After engaging in protracted but ultimately fruitless negotiations with his initial target – former Swedish international Henrik Larsson – Martin eventually managed to appoint another high-profile name in Sol Campbell.
The former England centre-half had performed a minor miracle the season before at Macclesfield Town, maintaining the club’s League Two status after taking over in November 2018 when they were five points adrift at the foot of the table, and hopes were high that he could perform a similar trick at Roots Hall.
Hours after his appointment, Campbell sat down to watch his new side in a Tuesday night home clash with Doncaster Rovers, with Waddock – who parted company with Southend the following day – remaining in charge for the night.
And Campbell must have wondered what he had let himself in for as he watched his new charges crash to an embarrassing 7-1 defeat.
Following this, the ex-Arsenal and Tottenham defender brought in his former Portsmouth team-mate Hermann Hreidarsson as his assistant, and also recruited ex-England striker Andy Cole to coach the club’s forwards.
A much-improved performance at home to promotion chasing Ipswich Town followed, though the visitors returned to Suffolk with all three points following a 3-1 win which took them back to the top of the table.
Going into November, there was no dramatic turnaround in fortunes as defeats at Sunderland and Portsmouth were followed by an humiliating FA Cup exit at non-League Dover Athletic. But a few days later Campbell saw his side gain only their second victory of the season as his side managed a 3-1 win over AFC Wimbledon at Roots Hall.

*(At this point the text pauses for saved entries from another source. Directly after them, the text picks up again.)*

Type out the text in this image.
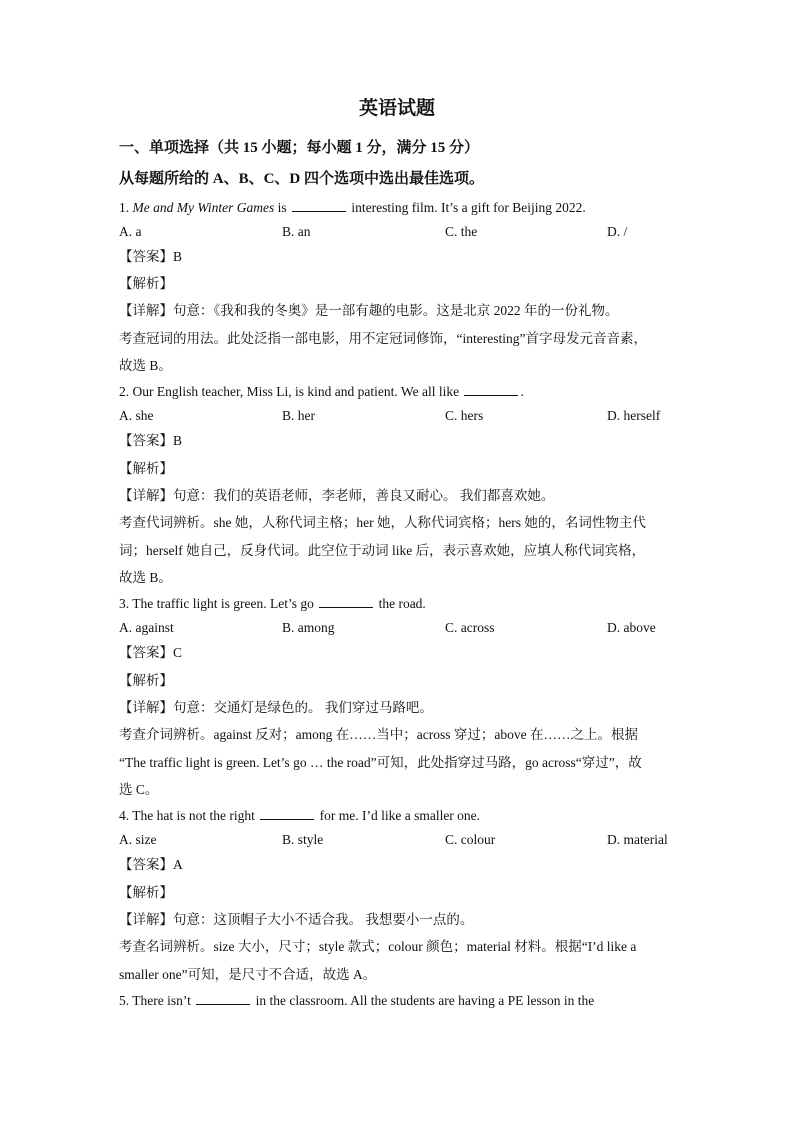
英语试题
一、单项选择（共 15 小题；每小题 1 分，满分 15 分）
从每题所给的 A、B、C、D 四个选项中选出最佳选项。
1. Me and My Winter Games is	interesting film. It’s a gift for Beijing 2022.
A. a	B. an	C. the	D. /
【答案】B
【解析】
【详解】句意：《我和我的冬奥》是一部有趣的电影。这是北京 2022 年的一份礼物。
考查冠词的用法。此处泛指一部电影，用不定冠词修饰，“interesting”首字母发元音音素，
故选 B。
2. Our English teacher, Miss Li, is kind and patient. We all like	.
A. she	B. her	C. hers	D. herself
【答案】B
【解析】
【详解】句意：我们的英语老师，李老师，善良又耐心。 我们都喜欢她。
考查代词辨析。she 她，人称代词主格；her 她，人称代词宾格；hers 她的，名词性物主代
词；herself 她自己，反身代词。此空位于动词 like 后，表示喜欢她，应填人称代词宾格，
故选 B。
3. The traffic light is green. Let’s go	the road.
A. against	B. among	C. across	D. above
【答案】C
【解析】
【详解】句意：交通灯是绿色的。 我们穿过马路吧。
考查介词辨析。against 反对；among 在……当中；across 穿过；above 在……之上。根据
“The traffic light is green. Let’s go … the road”可知，此处指穿过马路，go across“穿过”，故
选 C。
4. The hat is not the right	for me. I’d like a smaller one.
A. size	B. style	C. colour	D. material
【答案】A
【解析】
【详解】句意：这顶帽子大小不适合我。 我想要小一点的。
考查名词辨析。size 大小，尺寸；style 款式；colour 颜色；material 材料。根据“I’d like a
smaller one”可知，是尺寸不合适，故选 A。
5. There isn’t	in the classroom. All the students are having a PE lesson in the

Although Blues picked up a number of draws over the next couple of months, they remained stranded in the relegation zone and would not taste victory again until mid-January, when a Kelman strike and a Jason Demetriou penalty earned them a 2-1 win away to Accrington Stanley. But this was a rare win in a series of what was mostly defeats, as Southend supporters became resigned to the thought of relegation turning into an inevitability.
Two more wins would follow, at home to Lincoln City at the beginning of February and in what turned out to be their final match of the season on 7 March, against Bristol Rovers. With all football being cancelled as the coronavirus resulted in a national lockdown, and League One being decided on a ‘points per game’ basis, Southend’s relegation has now been confirmed.

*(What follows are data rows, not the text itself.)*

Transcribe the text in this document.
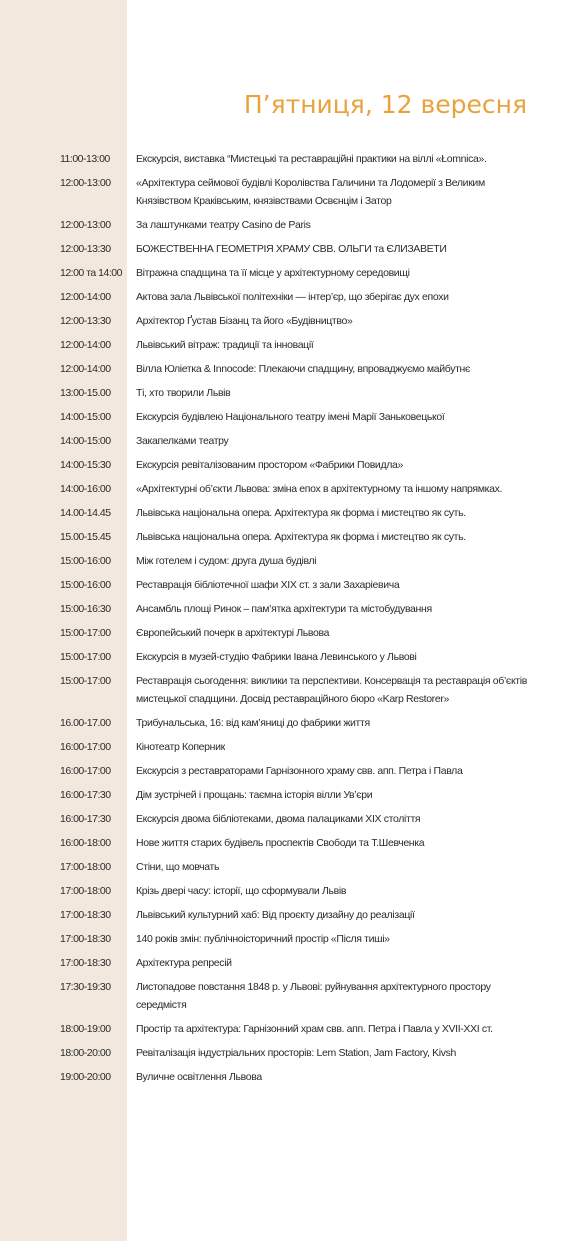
П’ятниця, 12 вересня
11:00-13:00	Екскурсія, виставка “Мистецькі та реставраційні практики на віллі «Łomnica».
12:00-13:00	«Архітектура сеймової будівлі Королівства Галичини та Лодомерії з Великим Князівством Краківським, князівствами Освєнцім і Затор
12:00-13:00	За лаштунками театру Casino de Paris
12:00-13:30	БОЖЕСТВЕННА ГЕОМЕТРІЯ ХРАМУ СВВ. ОЛЬГИ та ЄЛИЗАВЕТИ
12:00 та 14:00	Вітражна спадщина та її місце у архітектурному середовищі
12:00-14:00	Актова зала Львівської політехніки — інтер’єр, що зберігає дух епохи
12:00-13:30	Архітектор Ґустав Бізанц та його «Будівництво»
12:00-14:00	Львівський вітраж: традиції та інновації
12:00-14:00	Вілла Юліетка & Innocode: Плекаючи спадщину, впроваджуємо майбутнє
13:00-15.00	Ті, хто творили Львів
14:00-15:00	Екскурсія будівлею Національного театру імені Марії Заньковецької
14:00-15:00	Закапелками театру
14:00-15:30	Екскурсія ревіталізованим простором «Фабрики Повидла»
14:00-16:00	«Архітектурні об’єкти Львова: зміна епох в архітектурному та іншому напрямках.
14.00-14.45	Львівська національна опера. Архітектура як форма і мистецтво як суть.
15.00-15.45	Львівська національна опера. Архітектура як форма і мистецтво як суть.
15:00-16:00	Між готелем і судом: друга душа будівлі
15:00-16:00	Реставрація бібліотечної шафи XIX ст. з зали Захаріевича
15:00-16:30	Ансамбль площі Ринок – пам’ятка архітектури та містобудування
15:00-17:00	Європейський почерк в архітектурі Львова
15:00-17:00	Екскурсія в музей-студію Фабрики Івана Левинського у Львові
15:00-17:00	Реставрація сьогодення: виклики та перспективи. Консервація та реставрація об’єктів мистецької спадщини. Досвід реставраційного бюро «Karp Restorer»
16.00-17.00	Трибунальська, 16: від кам’яниці до фабрики життя
16:00-17:00	Кінотеатр Коперник
16:00-17:00	Екскурсія з реставраторами Гарнізонного храму свв. апп. Петра і Павла
16:00-17:30	Дім зустрічей і прощань: таємна історія вілли Ув’єри
16:00-17:30	Екскурсія двома бібліотеками, двома палациками XIX століття
16:00-18:00	Нове життя старих будівель проспектів Свободи та Т.Шевченка
17:00-18:00	Стіни, що мовчать
17:00-18:00	Крізь двері часу: історії, що сформували Львів
17:00-18:30	Львівський культурний хаб: Від проєкту дизайну до реалізації
17:00-18:30	140 років змін: публічноісторичний простір «Після тиші»
17:00-18:30	Архітектура репресій
17:30-19:30	Листопадове повстання 1848 р. у Львові: руйнування архітектурного простору середмістя
18:00-19:00	Простір та архітектура: Гарнізонний храм свв. апп. Петра і Павла у XVII-XXI ст.
18:00-20:00	Ревіталізація індустріальних просторів: Lem Station, Jam Factory, Kivsh
19:00-20:00	Вуличне освітлення Львова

And Campbell departed at the end of June, stating that he did not want to be a financial burden on the club in the current situation. His Roots Hall tenure was not a happy or successful one, with his 23 matches in charge yielding only four wins alongside five draws and 14 defeats.
In Campbell’s defence, he inherited a squad of players already in deep trouble and the financial constraints that meant he was unable to recruit reinforcements during the January transfer window did not help him. But there have been accusations of a lack of communication with his players, and his apparent aloofness at times may have created issues.

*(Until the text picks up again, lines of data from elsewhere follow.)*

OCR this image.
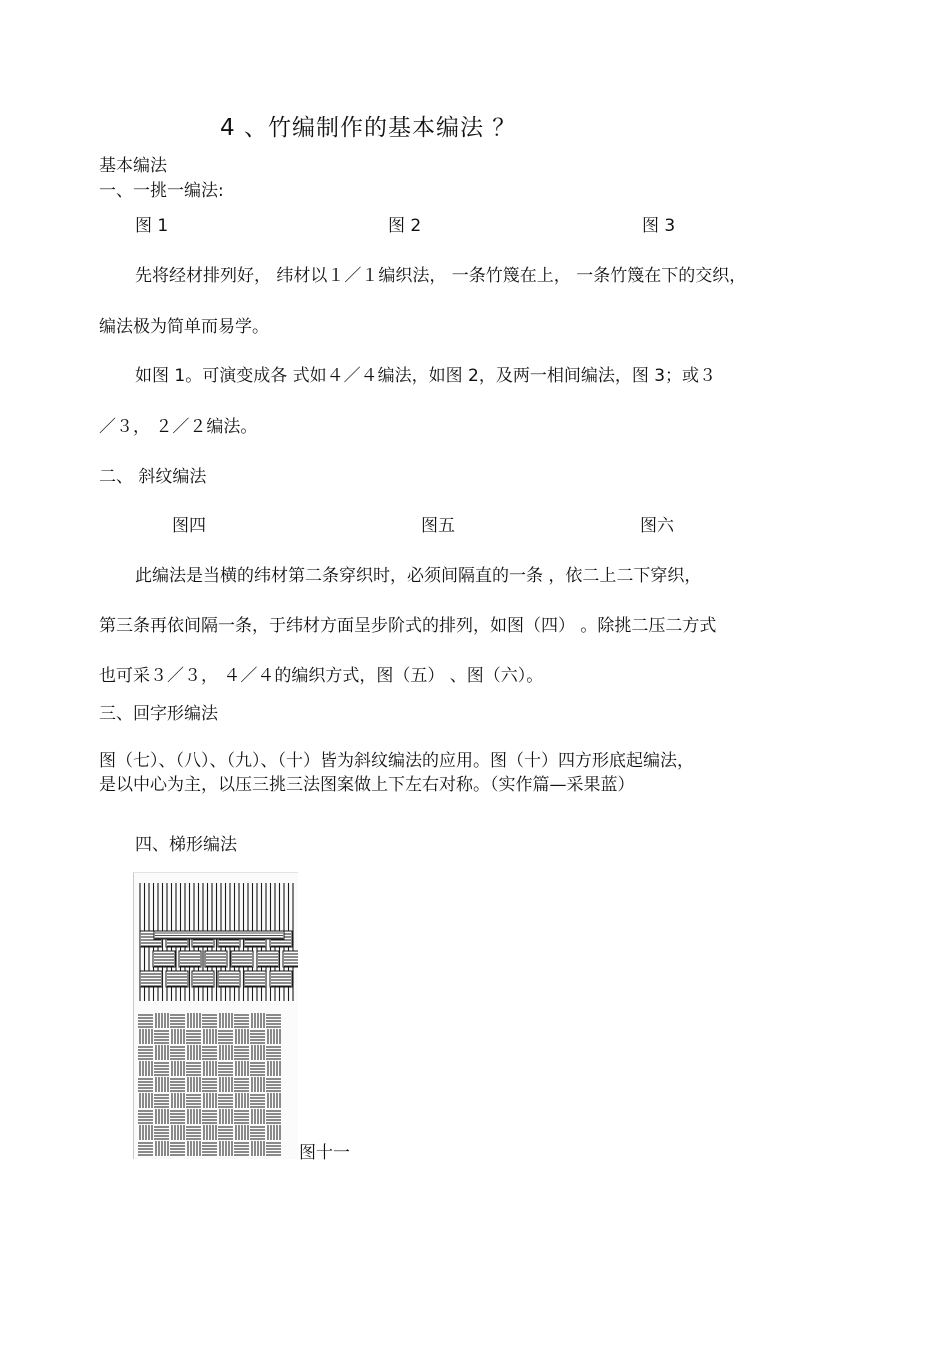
4 、竹编制作的基本编法 ？
基本编法
一、一挑一编法:
图 1	图 2	图 3
先将经材排列好， 纬材以１／１编织法， 一条竹篾在上， 一条竹篾在下的交织，
编法极为简单而易学。
如图 1。可演变成各 式如４／４编法，如图 2，及两一相间编法，图 3；或３
／３， ２／２编法。
二、 斜纹编法
图四	图五	图六
此编法是当横的纬材第二条穿织时，必须间隔直的一条 ，依二上二下穿织，
第三条再依间隔一条，于纬材方面呈步阶式的排列，如图（四） 。除挑二压二方式
也可采３／３， ４／４的编织方式，图（五） 、图（六）。
三、回字形编法
图（七）、（八）、（九）、（十）皆为斜纹编法的应用。图（十）四方形底起编法，
是以中心为主，以压三挑三法图案做上下左右对称。（实作篇—采果蓝）
四、梯形编法
图十一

Chairman Martin has yet to appoint a replacement manager at the time of writing but claims to have received over 60 applications for the job. Several senior players have departed – Milligan, Shaughnessy, former captain Sam Mantom and the injury-prone Luke Hyam have all been released.
The club currently faces an uncertain future, with the continuing saga of the proposed new stadium at Fossetts Farm still unresolved, a questionable financial situation (a winding-up order has once again been issued by HMRC) and the incoming manager may find it difficult to strengthen the squad.
That said, there are promising young players in the ranks including Kelman and player of the season Elvis Bwomono, so next season may be their chance to shine as Southend look to put the nightmare of 2019/20 firmly behind them.